Stephen Hoge, who heads the vaccine-maker, told Business Insider that the company was “strongly” recommending and encouraging a fourth COVID shot for adults over the age of 50 or with compromised immune systems. But he hesitated to call a fourth dose “necessary.”
“For those who are immune-compromised, those who are older adults, over the age of 50 or at least 65, we want to strongly recommend and encourage [a fourth shot], the same way we do with flu vaccines,” Hoge told the publication. “Is it necessary? I think that’s a strong word. I think it will provide a benefit to anyone who gets it.”
Fourth doses of COVID-19 vaccines are already authorized for some people with compromised immune systems.
A day earlier, Pfizer’s CEO, Albert Bourla, had said a fourth dose of Pfizer’s COVID vaccine was “necessary” to prevent future coronavirus infections as the omicron variant continues to spread and after Centers for Disease Control and Prevention data found that booster shots lose a great amount of their effectiveness after four months.
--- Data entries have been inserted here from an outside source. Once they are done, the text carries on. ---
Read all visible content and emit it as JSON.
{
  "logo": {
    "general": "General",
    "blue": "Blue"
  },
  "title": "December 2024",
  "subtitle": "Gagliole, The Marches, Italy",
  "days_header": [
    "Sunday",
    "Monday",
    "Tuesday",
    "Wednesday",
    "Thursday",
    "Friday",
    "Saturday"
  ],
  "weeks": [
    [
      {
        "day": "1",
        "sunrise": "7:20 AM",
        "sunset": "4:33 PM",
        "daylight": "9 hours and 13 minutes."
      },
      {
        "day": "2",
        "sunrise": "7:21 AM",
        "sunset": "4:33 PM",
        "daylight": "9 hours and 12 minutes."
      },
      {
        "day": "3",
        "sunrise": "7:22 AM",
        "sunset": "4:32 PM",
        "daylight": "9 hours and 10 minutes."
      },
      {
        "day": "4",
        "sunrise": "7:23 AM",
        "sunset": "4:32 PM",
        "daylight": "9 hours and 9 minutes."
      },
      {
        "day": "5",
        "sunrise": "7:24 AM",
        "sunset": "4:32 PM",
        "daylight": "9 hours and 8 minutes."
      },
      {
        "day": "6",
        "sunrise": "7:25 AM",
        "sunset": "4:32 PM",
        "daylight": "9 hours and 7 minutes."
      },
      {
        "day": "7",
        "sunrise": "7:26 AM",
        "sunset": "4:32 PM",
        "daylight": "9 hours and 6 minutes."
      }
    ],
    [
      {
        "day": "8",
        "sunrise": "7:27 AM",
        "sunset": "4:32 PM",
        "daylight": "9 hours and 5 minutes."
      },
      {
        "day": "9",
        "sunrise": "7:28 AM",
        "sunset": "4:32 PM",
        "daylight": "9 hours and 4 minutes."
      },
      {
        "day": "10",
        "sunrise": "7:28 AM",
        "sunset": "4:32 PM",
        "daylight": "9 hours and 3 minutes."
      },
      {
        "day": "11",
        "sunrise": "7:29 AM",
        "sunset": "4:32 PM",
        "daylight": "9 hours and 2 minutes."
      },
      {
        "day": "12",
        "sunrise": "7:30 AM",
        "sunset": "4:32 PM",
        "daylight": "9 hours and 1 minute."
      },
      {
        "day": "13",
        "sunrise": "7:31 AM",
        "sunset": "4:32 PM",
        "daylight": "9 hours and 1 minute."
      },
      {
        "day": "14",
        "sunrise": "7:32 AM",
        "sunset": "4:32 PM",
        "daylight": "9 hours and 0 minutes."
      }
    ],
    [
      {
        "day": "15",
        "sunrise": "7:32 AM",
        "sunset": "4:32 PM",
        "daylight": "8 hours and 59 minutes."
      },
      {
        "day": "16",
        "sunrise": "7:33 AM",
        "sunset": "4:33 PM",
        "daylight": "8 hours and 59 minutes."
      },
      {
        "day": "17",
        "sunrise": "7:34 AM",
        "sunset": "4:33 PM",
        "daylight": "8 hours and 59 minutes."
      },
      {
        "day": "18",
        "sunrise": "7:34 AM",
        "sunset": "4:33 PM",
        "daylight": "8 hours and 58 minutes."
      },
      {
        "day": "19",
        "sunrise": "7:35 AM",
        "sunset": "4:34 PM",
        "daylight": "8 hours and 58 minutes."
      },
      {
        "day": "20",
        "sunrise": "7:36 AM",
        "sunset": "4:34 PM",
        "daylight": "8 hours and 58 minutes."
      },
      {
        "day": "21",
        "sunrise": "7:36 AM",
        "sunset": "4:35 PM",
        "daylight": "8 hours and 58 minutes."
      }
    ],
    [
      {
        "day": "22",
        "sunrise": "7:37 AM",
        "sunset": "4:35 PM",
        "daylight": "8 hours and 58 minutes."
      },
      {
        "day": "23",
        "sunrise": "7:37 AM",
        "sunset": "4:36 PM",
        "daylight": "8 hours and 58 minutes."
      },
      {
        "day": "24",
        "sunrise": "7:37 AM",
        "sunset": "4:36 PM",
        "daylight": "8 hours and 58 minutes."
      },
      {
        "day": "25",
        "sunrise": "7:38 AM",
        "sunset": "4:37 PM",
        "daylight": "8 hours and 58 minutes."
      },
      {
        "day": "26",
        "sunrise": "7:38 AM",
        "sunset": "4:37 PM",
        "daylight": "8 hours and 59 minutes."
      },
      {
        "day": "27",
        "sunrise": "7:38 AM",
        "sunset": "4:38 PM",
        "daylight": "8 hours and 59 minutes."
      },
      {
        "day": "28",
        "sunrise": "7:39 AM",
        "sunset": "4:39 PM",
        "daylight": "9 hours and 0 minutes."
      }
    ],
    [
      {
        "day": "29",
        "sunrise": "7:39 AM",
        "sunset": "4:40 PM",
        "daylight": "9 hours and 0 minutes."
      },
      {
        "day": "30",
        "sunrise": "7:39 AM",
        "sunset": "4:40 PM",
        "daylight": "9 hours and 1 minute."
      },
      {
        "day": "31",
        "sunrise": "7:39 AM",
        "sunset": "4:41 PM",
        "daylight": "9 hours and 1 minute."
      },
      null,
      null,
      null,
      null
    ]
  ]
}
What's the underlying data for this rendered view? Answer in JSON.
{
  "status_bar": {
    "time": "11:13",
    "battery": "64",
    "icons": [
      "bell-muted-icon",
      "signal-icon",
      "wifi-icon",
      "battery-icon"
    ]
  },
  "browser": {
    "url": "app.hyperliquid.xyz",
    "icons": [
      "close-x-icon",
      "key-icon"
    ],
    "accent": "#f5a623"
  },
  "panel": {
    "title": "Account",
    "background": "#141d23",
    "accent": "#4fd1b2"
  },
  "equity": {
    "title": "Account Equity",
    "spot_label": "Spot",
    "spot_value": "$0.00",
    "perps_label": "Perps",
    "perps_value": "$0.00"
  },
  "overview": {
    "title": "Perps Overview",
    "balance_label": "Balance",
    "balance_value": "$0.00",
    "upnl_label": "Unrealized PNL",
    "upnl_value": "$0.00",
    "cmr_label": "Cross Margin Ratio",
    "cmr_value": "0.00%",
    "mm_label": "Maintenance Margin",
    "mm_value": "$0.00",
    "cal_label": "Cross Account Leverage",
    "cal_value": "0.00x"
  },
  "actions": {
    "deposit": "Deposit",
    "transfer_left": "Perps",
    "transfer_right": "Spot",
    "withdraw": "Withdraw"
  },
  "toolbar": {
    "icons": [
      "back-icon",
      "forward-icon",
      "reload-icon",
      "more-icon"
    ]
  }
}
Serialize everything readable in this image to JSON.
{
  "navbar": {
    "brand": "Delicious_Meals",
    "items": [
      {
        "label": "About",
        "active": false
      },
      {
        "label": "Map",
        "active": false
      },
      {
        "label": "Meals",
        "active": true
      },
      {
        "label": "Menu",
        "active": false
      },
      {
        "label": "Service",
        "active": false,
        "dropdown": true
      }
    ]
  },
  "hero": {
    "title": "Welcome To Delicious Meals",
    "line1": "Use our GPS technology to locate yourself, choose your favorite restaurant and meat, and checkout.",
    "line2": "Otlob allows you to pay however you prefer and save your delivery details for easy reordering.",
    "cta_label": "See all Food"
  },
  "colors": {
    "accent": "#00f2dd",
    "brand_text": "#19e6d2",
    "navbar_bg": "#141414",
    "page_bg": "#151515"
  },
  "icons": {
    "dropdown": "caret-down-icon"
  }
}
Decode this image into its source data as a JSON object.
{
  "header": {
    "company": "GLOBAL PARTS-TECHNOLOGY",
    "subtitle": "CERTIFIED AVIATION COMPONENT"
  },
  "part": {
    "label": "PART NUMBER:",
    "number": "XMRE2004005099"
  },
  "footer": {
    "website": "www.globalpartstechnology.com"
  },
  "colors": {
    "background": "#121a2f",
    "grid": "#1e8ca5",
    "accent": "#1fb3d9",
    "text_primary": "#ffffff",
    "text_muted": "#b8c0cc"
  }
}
“The protection that you are getting from the third, it is good enough, actually quite good, for hospitalizations and deaths. It’s not that good against infections [and] doesn’t last very long,” Bourla said on CBS News’ “Face the Nation.” “But we are just submitting those data to the FDA, and then we will see what the experts also will say outside Pfizer.”
The Pfizer CEO added that his company was working on a vaccine that would provide immunity for at least a year, likening it to an annual flu shot, and added that the world will have “to learn how to live with [COVID-19] … as we are living with many — so many other viruses.”
Moderna’s CEO, Hoge, told Business Insider that he personally planned to get a coronavirus booster every year, since he doesn’t want to lose his sense of smell and because “long COVID sounds nasty.”